15. The method of claim 2, wherein the set of discrete labels involves a neutral default class, which is predicted in cases where
at least some of said vector distance metrics are within a defined threshold from each other, and/or
there are insufficient amounts of LFVs in the array of SRs.
16. The method of claim 1, involving a procedure of forming at least one multidimensional PF (MPF), said procedure comprising:
assigning as a value for one dimension of the MPF a present value of an observable attribute associated with the series of incoming objects, said one dimension referred to as a primary component, and assigning as a value for a further dimension of the MPF at least one of:
a) a measure of difference between present and previous values of the primary component, said measure referred to as a delta component, and
b) a result of a defined computation between values of different PFs of the FV,
where such MPF dimensions are considered as independent PFs for the predicting step.
17. The method of claim 16, involving assigning as values for one or more additional dimensions for the MPF one or more of the following:
a measure of difference between present and previous value of the delta component of the of the MPF,
a measure of difference between the present and a set of previous values of the primary component of the MPF,
a measure of difference between (i) the present and one set of previous values of the primary component of the MPF and (ii) the present and another set of previous values of the primary component of the MPF, and/or
a computation based on values of any of the aforementioned dimensions of the MPF.

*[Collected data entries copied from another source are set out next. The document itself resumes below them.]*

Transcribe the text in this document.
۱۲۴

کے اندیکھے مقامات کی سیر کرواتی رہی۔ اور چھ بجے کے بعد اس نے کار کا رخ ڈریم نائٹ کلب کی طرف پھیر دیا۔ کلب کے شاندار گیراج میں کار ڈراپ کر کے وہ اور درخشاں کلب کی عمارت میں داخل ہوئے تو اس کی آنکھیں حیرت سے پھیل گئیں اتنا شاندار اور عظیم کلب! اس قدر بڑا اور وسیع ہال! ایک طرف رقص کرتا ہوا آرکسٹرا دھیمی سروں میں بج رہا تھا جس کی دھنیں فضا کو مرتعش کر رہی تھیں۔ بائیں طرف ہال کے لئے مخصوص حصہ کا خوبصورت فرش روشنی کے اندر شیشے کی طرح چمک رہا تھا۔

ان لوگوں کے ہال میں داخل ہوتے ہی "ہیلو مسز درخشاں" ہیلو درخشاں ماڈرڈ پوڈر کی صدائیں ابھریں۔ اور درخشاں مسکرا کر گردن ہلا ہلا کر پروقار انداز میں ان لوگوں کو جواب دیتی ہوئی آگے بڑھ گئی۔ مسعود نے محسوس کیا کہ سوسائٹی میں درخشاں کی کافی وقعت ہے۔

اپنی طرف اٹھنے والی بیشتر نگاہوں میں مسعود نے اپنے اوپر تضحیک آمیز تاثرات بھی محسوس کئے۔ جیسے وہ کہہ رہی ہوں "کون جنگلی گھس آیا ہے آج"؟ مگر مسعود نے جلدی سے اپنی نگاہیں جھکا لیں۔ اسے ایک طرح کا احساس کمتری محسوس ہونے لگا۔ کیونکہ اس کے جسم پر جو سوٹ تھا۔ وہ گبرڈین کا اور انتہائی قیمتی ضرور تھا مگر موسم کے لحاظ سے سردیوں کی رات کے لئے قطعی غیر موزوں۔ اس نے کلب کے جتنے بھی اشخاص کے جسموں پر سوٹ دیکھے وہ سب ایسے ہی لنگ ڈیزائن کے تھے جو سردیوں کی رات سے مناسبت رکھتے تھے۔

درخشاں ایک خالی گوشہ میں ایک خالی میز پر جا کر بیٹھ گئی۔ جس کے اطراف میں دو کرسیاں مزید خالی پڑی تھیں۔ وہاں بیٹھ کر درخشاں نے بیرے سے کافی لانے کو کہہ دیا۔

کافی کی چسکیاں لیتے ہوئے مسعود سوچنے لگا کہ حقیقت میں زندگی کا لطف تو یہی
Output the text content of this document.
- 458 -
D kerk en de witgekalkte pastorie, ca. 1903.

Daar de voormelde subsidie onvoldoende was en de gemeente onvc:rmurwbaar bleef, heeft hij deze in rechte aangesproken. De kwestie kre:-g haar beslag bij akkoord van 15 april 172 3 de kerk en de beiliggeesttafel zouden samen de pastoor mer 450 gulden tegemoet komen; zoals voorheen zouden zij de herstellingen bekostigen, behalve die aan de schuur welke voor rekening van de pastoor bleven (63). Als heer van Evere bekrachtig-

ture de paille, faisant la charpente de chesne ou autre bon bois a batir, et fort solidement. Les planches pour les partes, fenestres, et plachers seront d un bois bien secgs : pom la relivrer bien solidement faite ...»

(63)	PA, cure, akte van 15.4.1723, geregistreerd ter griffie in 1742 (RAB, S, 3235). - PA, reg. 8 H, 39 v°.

18. The method of claim 16, where each PF, including each MPF dimension, is assigned its respective relevance factor (RF), and where, for the predicting step, said dimension-specific RFs are used as scaling factors of their respective contributions for the vector distance metrics between FV of the given object and the LFVs placed in their respective SRs of the array.
19. The method of claim 18, where
per each given MPF dimension, a dimension-specific prediction for the label is made such that considers just the projections of the distances from the given object FV to the LFVs along its specific dimension, and
the respective RF for any given dimension of the MPF is adjusted based on whether actual labels for the series of incoming objects match the respective dimension-specific predictions thereof.
20. A system implementing the method of claim 16.